At Saint Germain l'Auxerrois—that notable church under the very shadow of the Louvre, whose bell, a generation later, gave the first signal for the massacre of St. Bartholomew's Day—the royal court and the civil and municipal bodies that had been permitted to appear on so august an occasion, were in waiting. At length the magnificent column began its progress, and threading the crowded streets of St. Honoré and St. Denis, made its way, over the bridge of Notre Dame, to the island upon which stood and still stands the stately cathedral dedicated to Our Lady. Far on in the van rode Éléonore, Francis's second queen, sister to the emperor, conspicuous for her dignified bearing, dressed in black velvet and mounted on a palfrey with housings of cloth of gold. In her company were the king's daughters by his former wife, the "good Queen Claude," all in dresses of crimson satin embroidered with gold; while a large number of princesses and noble ladies, with attendant gentlemen and guards, constituted their escort.

The monastic orders came next. Franciscans, Dominicans, Augustinians, Carmelites, all were there, with burning tapers and highly prized relics. The parish churches were represented in like manner by their clergy; and these were followed by the chapter of the cathedral and by the multitudinous professors and scholars of the university. Between this part of the procession and the next, came a detachment of the Swiss guards of the king, armed with halberds, and a band of skilled musicians performing, on trumpets, hautboys, and other instruments, the airs of the solemn hymns of the church.

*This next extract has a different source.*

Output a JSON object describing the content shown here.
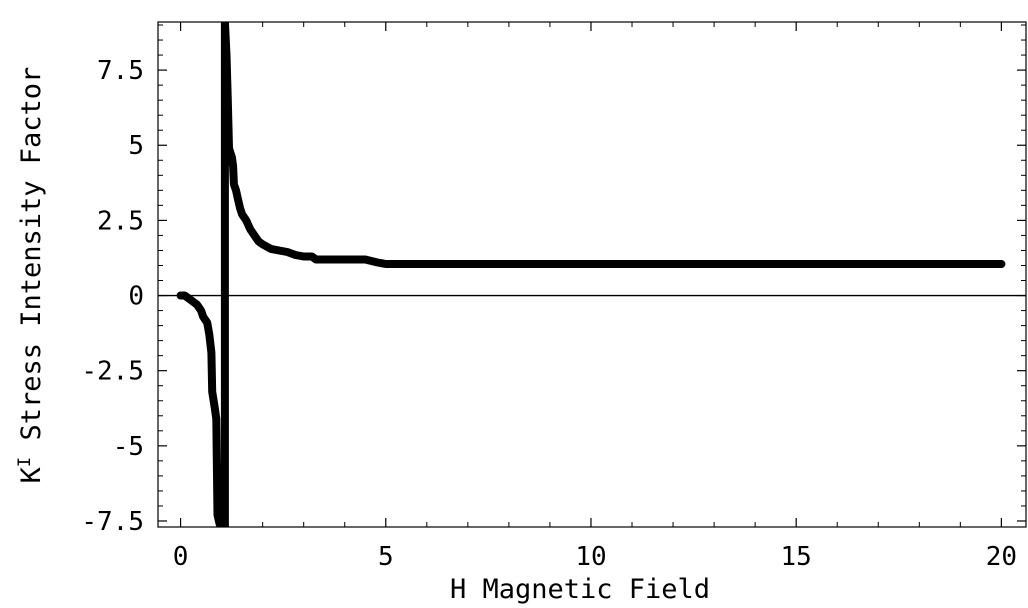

An honorable place was held by the ecclesiastics of the "Sainte Chapelle," originally built by Louis the Ninth, in the precincts of his own palace, for the reception of the marvellous relics he brought home from Holy Land. Those relics were all here, together with the other costly possessions of the chapel—the crown of thorns, the true cross, Aaron's rod that budded, the great crown of St. Louis, the head of the holy lance, one of the nails used in our Lord's crucifixion, the tables of stone, some of the blood of Christ, the purple robe, and the milk of the Virgin Mary—all borne in jewelled reliquaries by bishops.